Barda’s research examined whether the organizational relationships required FARA registration by analyzing four questions: whether AIPAC operated under Israeli government control, whether the Near East Report served as a money-laundering mechanism, whether AIPAC functioned independently from the AZC and Jewish Agency, and whether intentional coordination existed to circumvent registration requirements.
The study found that subscriptions purchased by the AZC never exceeded 23% of the Near East Report‘s total circulation at its peak, indicating the publication operated with diverse revenue sources. A 1957 report shows Kenen actively pursuing individual subscriptions and organizational sales to groups like the Histadrut labor federation, treating the newsletter as a commercial product rather than a funding conduit.
The Case for FARA Registration
Grant F. Smith, director of the Institute for Research: Middle Eastern Policy, has argued that AIPAC should register as a foreign agent based on the 1963 hearings. Smith’s research, which helped declassify the hearing transcripts through transparency laws, contends the Jewish Agency’s funding of AZC activities—including the $38,000 for Near East Report subscriptions—constituted foreign government support that mandated FARA registration for organizations in the network.
During the hearings, Senator Fulbright questioned Jewish Agency director Isadore Hamlin about the payment structure. When Fulbright asked why $38,000 went to the Near East Report, Hamlin insisted the agency paid the AZC for subscriptions, not Kenen directly.

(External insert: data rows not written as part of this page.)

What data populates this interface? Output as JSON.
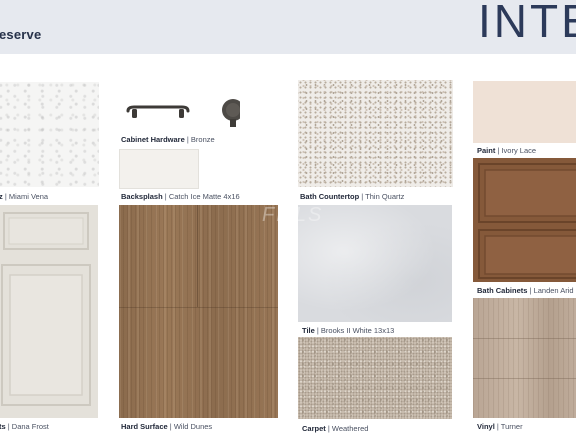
{
  "header": {
    "title": "eserve",
    "brand": "INTE"
  },
  "watermark": "FMLS",
  "swatches": {
    "countertop": {
      "category": "z",
      "name": "Miami Vena"
    },
    "hardware": {
      "category": "Cabinet Hardware",
      "name": "Bronze"
    },
    "backsplash": {
      "category": "Backsplash",
      "name": "Catch Ice Matte 4x16"
    },
    "bath_countertop": {
      "category": "Bath Countertop",
      "name": "Thin Quartz"
    },
    "paint": {
      "category": "Paint",
      "name": "Ivory Lace"
    },
    "cabinets": {
      "category": "ts",
      "name": "Dana Frost"
    },
    "hard_surface": {
      "category": "Hard Surface",
      "name": "Wild Dunes"
    },
    "tile": {
      "category": "Tile",
      "name": "Brooks II White 13x13"
    },
    "carpet": {
      "category": "Carpet",
      "name": "Weathered"
    },
    "bath_cabinets": {
      "category": "Bath Cabinets",
      "name": "Landen Arid"
    },
    "vinyl": {
      "category": "Vinyl",
      "name": "Turner"
    }
  },
  "colors": {
    "header_bg": "#e6e9ef",
    "brand_navy": "#2c3a5a",
    "paint_ivory_lace": "#efe1d6",
    "bronze": "#4a4642"
  }
}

Fulbright’s sarcastic response—”You are geniuses, far beyond any person I have ever seen”—suggested skepticism about the organizational separation.
Barda’s study found evidence of institutional independence: AIPAC was established in March 1954 with its own leadership structure, including representatives from Hadassah, Hapoel Hamizrachi, the Labor Zionist Organization, and other groups. The organization also demonstrated policy independence from Israeli government preferences, including a documented 1952 instance when Kenen rejected Ambassador Abba Eban’s recommendation for direct earmarked aid, favoring instead a broader regional approach to secure congressional support.
Why This Conspiracy Theory Emerged Now
Unlike traditional JFK assassination theories involving the CIA, mafia, or anti-Castro Cubans—which emerged in the 1960s—the AIPAC theory appeared decades later in the social media age. The conspiracy gained traction specifically around the March 2025 release of declassified files, with antisemites searching documents “for any mention of Jews or Israel being involved.”
Another recurring claim cites a JFK record involving Homer S. Echevarria, a Cuban exile involved in illegal-arms discussions, whose reported remark about “new backers” has been used online to imply Jewish involvement. But the House Select Committee on Assassinations treated the episode as part of anti-Castro Cuban threat leads, not as evidence of AIPAC, Israeli, or Jewish involvement in Kennedy’s murder.
AIPAC’s Strategic Founding
Kenen founded AIPAC with a deliberate strategy to avoid FARA registration. He established the organization as a non-profit ineligible for tax-deductible donations—allowing it to register as a domestic lobbying group rather than a foreign agent. The founding principle: “Embassies talked to the State Department, and American voters talked to their congressman. An American lobbyist should work for an American Organization.”
The Barda study concludes that AIPAC continued operating as a domestic lobbying organization without registering under FARA, directly contradicting the conspiracy theory’s premise that the organization faced imminent loss of its lobbying license in 1963.